Cannabis in Kenya is illegal.

History
Locally referred to as bhang, banghi, or bangi, cannabis was banned in Kenya during the British colonial East Africa Protectorate under the Opium Ordinance, effective 1 January 1914. However, there have been recent campaigns that have called for its legalization. For instance, former member of parliament for Kibra Constituency Ken Okoth advocated for its legalization on the basis of its medicinal values. In March 2019, the New York-based company GoIP Global Inc announced that it had obtained a license to grow cannabis, although their claim was denied by the Kenyan government.

Cultivation
Cannabis hotbeds in Kenya include Mount Kenya and Lake Victoria, with cultivation also being observed in the coastal regions of the country. Notable amounts of cannabis are smuggled out of the country by foreign visitors. In 1999, Kenyan authorities reportedly seized  of cannabis; however, there are no official crop size or yield estimates.

Consumption
Cannabis in Kenya is commonly available in joints that cost anywhere from 10 shillings to 100 shillings. According to a 1991 study, cannabis is the third most abused substance in Kenya, after alcohol and tobacco.
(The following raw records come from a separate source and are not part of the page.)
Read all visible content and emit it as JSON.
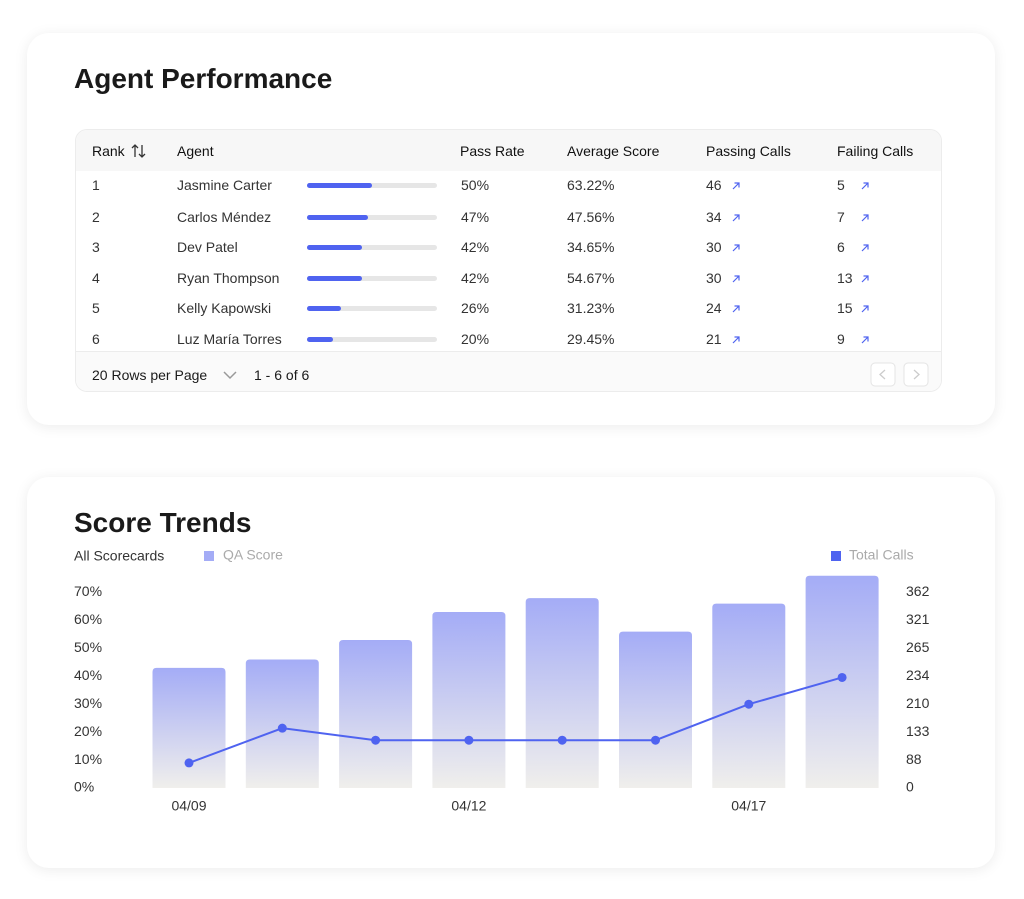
{
  "performance": {
    "title": "Agent Performance",
    "columns": [
      "Rank",
      "Agent",
      "Pass Rate",
      "Average Score",
      "Passing Calls",
      "Failing Calls"
    ],
    "rows": [
      {
        "rank": 1,
        "agent": "Jasmine Carter",
        "pass_rate": {
          "value": 50,
          "label": "50%"
        },
        "average_score": "63.22%",
        "passing_calls": 46,
        "failing_calls": 5
      },
      {
        "rank": 2,
        "agent": "Carlos Méndez",
        "pass_rate": {
          "value": 47,
          "label": "47%"
        },
        "average_score": "47.56%",
        "passing_calls": 34,
        "failing_calls": 7
      },
      {
        "rank": 3,
        "agent": "Dev Patel",
        "pass_rate": {
          "value": 42,
          "label": "42%"
        },
        "average_score": "34.65%",
        "passing_calls": 30,
        "failing_calls": 6
      },
      {
        "rank": 4,
        "agent": "Ryan Thompson",
        "pass_rate": {
          "value": 42,
          "label": "42%"
        },
        "average_score": "54.67%",
        "passing_calls": 30,
        "failing_calls": 13
      },
      {
        "rank": 5,
        "agent": "Kelly Kapowski",
        "pass_rate": {
          "value": 26,
          "label": "26%"
        },
        "average_score": "31.23%",
        "passing_calls": 24,
        "failing_calls": 15
      },
      {
        "rank": 6,
        "agent": "Luz María Torres",
        "pass_rate": {
          "value": 20,
          "label": "20%"
        },
        "average_score": "29.45%",
        "passing_calls": 21,
        "failing_calls": 9
      }
    ],
    "footer": {
      "rows_per_page": "20 Rows per Page",
      "range": "1 - 6 of 6"
    }
  },
  "chart_data": {
    "type": "bar",
    "title": "Score Trends",
    "filter": "All Scorecards",
    "categories": [
      "04/09",
      null,
      null,
      "04/12",
      null,
      null,
      "04/17",
      null
    ],
    "series": [
      {
        "name": "QA Score",
        "type": "bar",
        "color": "#a4acf6",
        "values": [
          43,
          46,
          53,
          63,
          68,
          56,
          66,
          76
        ]
      },
      {
        "name": "Total Calls",
        "type": "line",
        "axis": "y2",
        "color": "#4f63f0",
        "values": [
          79,
          144,
          120,
          120,
          120,
          120,
          210,
          233
        ]
      }
    ],
    "ylim": [
      0,
      70
    ],
    "yticks": [
      {
        "value": 0,
        "label": "0%"
      },
      {
        "value": 10,
        "label": "10%"
      },
      {
        "value": 20,
        "label": "20%"
      },
      {
        "value": 30,
        "label": "30%"
      },
      {
        "value": 40,
        "label": "40%"
      },
      {
        "value": 50,
        "label": "50%"
      },
      {
        "value": 60,
        "label": "60%"
      },
      {
        "value": 70,
        "label": "70%"
      }
    ],
    "y2lim": [
      0,
      362
    ],
    "y2ticks": [
      0,
      88,
      133,
      210,
      234,
      265,
      321,
      362
    ]
  }
}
According to a 2012 study by the National Agency for the Campaign Against Drug Abuse (NACADA), cannabis consumption was higher among men, the unemployed, and those residing in more urbanized areas, although consumption in rural areas was also increasing. The study also found that the most common users of cannabis in Kenya were aged 18 to 25 years.

Legislation
Cannabis consumption is illegal in Kenya, with offenders facing up to eight years (formerly fifteen) of imprisonment.